Calculating More Property Distributions of Chemical Fragment Spaces
Justin Lübbers1, Uta Lessel2, Louis Bellmann1 and Matthias Rarey1
1Universität Hamburg, ZBH – Center for Bioinformatics
2Boehringer Ingelheim Pharma GmbH & Co. KG
Recently developed make-on-demand compound catalogs increased the size of searchable compound collections with a high likelihood of synthetic availability by orders of magnitude. These catalogs are described in a combinatorial fashion, and in many cases, they are too large to be enumerated. Many cheminformatics tasks require new algorithms dealing with these descriptions without the need for enumeration. Here, we address the problem of calculating property distributions in the form of histograms for the entire catalog.
For this purpose, Bellmann et al. developed SpaceProp, an algorithm for calculating physicochemical property distributions of chemical fragment spaces efficiently [1]. SpaceProp enables the description and comparison of nonenumerable chemical fragment spaces regarding the distribution of heavy atom counts, molecular weight, hydrogen acceptors/donors, and the octanol-water partition coefficient. Bellmann et al. applied the algorithm to the three commercial make-on-demand spaces REAL Space (Enamine), GalaXi (WuXi), and CHEMriya (Otava) and the open source based KnowledgeSpace [2].
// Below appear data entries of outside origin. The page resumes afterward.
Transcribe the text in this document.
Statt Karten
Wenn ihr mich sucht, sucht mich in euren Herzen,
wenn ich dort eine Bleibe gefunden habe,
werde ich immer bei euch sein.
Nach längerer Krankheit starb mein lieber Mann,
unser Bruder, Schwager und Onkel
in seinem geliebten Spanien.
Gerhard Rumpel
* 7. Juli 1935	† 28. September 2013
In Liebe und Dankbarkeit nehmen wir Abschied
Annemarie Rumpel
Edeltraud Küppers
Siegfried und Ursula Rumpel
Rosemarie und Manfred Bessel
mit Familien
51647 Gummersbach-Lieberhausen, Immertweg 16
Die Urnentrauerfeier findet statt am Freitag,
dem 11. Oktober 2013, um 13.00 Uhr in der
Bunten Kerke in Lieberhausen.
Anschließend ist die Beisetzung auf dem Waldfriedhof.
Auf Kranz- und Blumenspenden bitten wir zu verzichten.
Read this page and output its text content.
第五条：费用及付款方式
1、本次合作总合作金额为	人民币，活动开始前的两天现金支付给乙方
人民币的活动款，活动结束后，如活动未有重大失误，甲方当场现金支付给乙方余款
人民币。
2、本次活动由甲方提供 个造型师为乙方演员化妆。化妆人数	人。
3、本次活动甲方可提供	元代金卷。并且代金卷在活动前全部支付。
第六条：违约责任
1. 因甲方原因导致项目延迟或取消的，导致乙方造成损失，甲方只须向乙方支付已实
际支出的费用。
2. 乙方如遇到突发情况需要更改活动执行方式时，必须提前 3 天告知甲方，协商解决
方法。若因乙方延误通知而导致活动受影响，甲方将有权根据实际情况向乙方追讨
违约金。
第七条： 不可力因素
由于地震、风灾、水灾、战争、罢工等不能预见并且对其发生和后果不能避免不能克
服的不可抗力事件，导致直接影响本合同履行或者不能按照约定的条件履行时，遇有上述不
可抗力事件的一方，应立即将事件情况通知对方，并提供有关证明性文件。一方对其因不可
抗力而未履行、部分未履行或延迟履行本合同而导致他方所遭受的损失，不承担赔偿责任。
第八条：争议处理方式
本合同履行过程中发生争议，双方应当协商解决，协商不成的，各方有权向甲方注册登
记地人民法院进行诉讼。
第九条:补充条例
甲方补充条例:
In this work, we present recent extensions of the SpaceProp algorithm. All molecular properties considered so far are atom-based. We show that the algorithm can be extended by arbitrary molecular properties that fulfill clearly defined criteria. As a first example, we show the calculation of molecular polar surface area distributions based on the widely used TPSA algorithm [3]. Furthermore, we demonstrate the calculation of bond-based property distributions at the example of the number of rotatable bonds to estimate the products’ flexibility. Finally, we introduce a topological property based on molecular substructures. For a set of query structures given by a user, SpaceProp computes a substructure distribution counting for all products how many of the query structures they contain.
The extended SpaceProp algorithm allows further insights into the composition of non-enumerable chemical fragment spaces. The substructure distributions enable the analysis of fragment spaces with regard to project-specific target scaffolds. We use the extended SpaceProp algorithm to analyze and compare the above-mentioned REAL Space (Enamine), GalaXi (WuXi), CHEMriya (Otava), and KnowledgeSpace as well as the eXplore (eMolecules) and the FreedomSpace (ChemSpace) [2]. Elucidating the contents of these otherwise opaque chemical libraries is an essential step toward a guided exploration of the chemical space and the construction of optimized combinatorial libraries.
References
[1] Bellmann, L.; Klein, R.; Rarey, M. Calculating and Optimizing Physicochemical Property Distributions of Large Combinatorial Fragment Spaces. Journal of Chemical Information and Modeling. 2022, 62(11), 2800-2810.
[2] BioSolveIT GmBH. Chemical Spaces. https://www.biosolveit.de/infiniSee/#chemical_spaces. (accessed 30.01.2023).
[3] Ertl, P.; Rohde, B.; Selzer, P. Fast Calculation of Molecular Polar Surface Area as a Sum of Fragment-Based Contributions and Its Application to the Prediction of Drug Transport Properties. Journal of Medicinal Chemistry. 2000, 43 (20), 3714-3717.